A diversity of gifts, but the same spirit

Peter Green used this line (from I Corinthians) for his Royal Statistical Society Presidential Address in 2003, which anyone interested in the future of statistics should read. I’ve been planning to steal it ever since then, and the time seems right.

Roger, Jeff, and Rafa at Simply Statistics are holding an unconference on the future of statistics, some time before dawn tomorrow morning New Zealand time. I probably won’t be attending, but if you’re in a more compatible time zone it promises to be interesting. It’s also sparked some Twitter chatter on the future of statistics. As you’d expect given the promoters, the chatter has focused on the importance of computation and applications and argued that theory is overrated. To some extent I agree, but I’m writing this in defense of methodological pluralism. 

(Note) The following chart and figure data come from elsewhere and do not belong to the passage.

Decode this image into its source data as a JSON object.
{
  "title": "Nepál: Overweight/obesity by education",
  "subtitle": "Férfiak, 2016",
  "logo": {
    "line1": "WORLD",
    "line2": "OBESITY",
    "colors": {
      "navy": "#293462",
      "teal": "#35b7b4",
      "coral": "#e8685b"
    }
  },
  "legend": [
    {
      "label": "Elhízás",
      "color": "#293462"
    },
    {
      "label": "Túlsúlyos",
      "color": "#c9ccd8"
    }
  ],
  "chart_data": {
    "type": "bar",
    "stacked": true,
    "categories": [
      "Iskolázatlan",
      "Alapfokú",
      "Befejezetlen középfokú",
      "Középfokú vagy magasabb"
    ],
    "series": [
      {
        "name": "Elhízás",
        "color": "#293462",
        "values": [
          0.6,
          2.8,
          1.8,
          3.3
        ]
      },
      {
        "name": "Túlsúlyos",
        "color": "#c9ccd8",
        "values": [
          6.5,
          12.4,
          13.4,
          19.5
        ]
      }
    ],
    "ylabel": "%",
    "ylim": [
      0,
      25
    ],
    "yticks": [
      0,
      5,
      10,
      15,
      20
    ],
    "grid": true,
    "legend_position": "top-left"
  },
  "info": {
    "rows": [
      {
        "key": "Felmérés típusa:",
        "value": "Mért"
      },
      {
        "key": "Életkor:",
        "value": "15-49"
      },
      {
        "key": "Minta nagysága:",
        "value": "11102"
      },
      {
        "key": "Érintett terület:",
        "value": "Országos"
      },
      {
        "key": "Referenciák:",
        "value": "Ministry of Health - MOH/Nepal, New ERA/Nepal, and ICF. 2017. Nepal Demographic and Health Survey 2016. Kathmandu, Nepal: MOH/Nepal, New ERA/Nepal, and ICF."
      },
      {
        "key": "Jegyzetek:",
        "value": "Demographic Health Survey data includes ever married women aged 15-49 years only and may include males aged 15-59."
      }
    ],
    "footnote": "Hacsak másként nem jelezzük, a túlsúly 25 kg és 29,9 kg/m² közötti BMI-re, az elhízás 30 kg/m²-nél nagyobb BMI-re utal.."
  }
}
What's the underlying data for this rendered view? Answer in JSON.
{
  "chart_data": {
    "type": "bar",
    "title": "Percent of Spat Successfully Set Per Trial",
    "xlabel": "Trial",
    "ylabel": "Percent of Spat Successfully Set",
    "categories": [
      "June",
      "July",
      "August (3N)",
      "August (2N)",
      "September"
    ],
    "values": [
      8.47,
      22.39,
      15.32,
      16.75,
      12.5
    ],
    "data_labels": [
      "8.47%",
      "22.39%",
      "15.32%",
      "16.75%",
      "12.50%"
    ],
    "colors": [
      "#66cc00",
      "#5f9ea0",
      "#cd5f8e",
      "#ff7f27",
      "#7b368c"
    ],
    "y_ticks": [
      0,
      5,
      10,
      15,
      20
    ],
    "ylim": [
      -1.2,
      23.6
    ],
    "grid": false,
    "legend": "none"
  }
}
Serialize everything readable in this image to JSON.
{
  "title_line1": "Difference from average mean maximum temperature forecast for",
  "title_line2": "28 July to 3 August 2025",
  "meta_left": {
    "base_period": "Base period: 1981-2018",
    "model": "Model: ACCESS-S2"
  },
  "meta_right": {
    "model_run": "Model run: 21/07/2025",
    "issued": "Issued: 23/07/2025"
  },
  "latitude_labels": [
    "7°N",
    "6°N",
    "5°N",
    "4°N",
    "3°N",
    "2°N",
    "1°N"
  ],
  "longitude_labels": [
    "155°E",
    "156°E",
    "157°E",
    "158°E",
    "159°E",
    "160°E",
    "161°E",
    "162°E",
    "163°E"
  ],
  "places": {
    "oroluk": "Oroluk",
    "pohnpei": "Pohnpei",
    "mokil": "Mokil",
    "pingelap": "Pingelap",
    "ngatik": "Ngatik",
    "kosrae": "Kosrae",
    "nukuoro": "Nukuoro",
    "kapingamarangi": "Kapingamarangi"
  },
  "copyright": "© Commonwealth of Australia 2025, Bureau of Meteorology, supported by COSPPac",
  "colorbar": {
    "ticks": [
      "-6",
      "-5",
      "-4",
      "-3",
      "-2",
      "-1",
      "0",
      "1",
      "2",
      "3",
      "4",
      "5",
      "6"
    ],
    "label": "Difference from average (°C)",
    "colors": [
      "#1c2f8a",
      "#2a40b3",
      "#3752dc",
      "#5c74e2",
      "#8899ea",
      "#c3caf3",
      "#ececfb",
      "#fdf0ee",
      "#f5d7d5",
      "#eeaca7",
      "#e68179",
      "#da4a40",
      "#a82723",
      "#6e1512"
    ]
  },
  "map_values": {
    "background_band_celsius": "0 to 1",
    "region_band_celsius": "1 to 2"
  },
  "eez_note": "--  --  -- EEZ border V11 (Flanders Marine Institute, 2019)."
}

I think it’s unquestionably true that the academic statistical community overvalues mathematical formalism. It can be easier to publish sterile generalisations or pointless complications of mathematical statistics than useful simulation studies or high-quality applications. Much of the community has not really caught up with the fact that computation is thousands of times cheaper than it was three decades ago, and this has real implications for the best ways to solve problems.  My colleague Alastair Scott (Chicago, 1965) tells the story of joining a discussion with other members of his generation about the most important advances in statistics over their careers. He suggested computing, which had not been brought up  by anyone else and was received with some surprise. 

On the other hand, some of the discussion reminds me of non-statisticians finding that, say, Andrew Gelman or Don Rubin is more knowledgeable and sensible than whoever taught them statistics in QMETH 101 and taking this as strong evidence for Bayesian statistics over frequentist statistics. It’s certainly true that, say, Hadley Wickham or Roger Peng’s research is of more benefit to humankind than the median piece of asymptotic statistics. But that’s mostly because they are really smart and hardworking. If everyone learned lots of statistical computing and graphics and less theory it wouldn’t turn everyone into Roger or Hadley. It would mean that useless papers on Edgeworth expansions of the overgeneralized beta distribution were replaced by useless simulations or ungeneralisable data analyses or pointless graphs. Beating Sturgeon’s Law just isn’t that easy – as any journal editor can tell you. 

The point of mathematical statistics is that it tells you how to simplify certain problems that are too hard to think about heuristically. That’s only a minority of scientific problems, but it’s an important minority.  A huge amount of cognitive effort has gone into developing mathematical tools for thinking about inference, and these tools are valuable today. I’ve given some examples in past posts, and lots of people could give you others.

So, what would I recommend? Diversity.  The heretics are right that we shouldn’t have all PhD programs teaching two semesters from TSH and TPE; but some programs should. Some of them should focus on computation and algorithms. Some should teach more modern theory from van der Vaart instead. Some, like Santa Cruz and Duke, should focus on decision theory and Bayesian methods. Perhaps some should just concentrate on particular areas of application.

Statistics needs Savage Bayesians and moderate borrowing-strength Bayesians; we need applied statisticians who know the difference between DNA and RNA and probabilists who know the difference between \(l_2\) and \(L_2(P)\); we need Big Data and randomised experiements; and we need mathematical statisticians who understand why asymptotic approximations are useful.

I spent a lot of time and effort on statistical computing before it became popular, against the advice of my seniors.  I understand the attraction in elevating Chambers and Friedman and casting down Cramer and Kolmogorov. I can see the poetic justice in mathematical statistics becoming a peripheral subject in graduate programs. But I think it would be a terrible waste.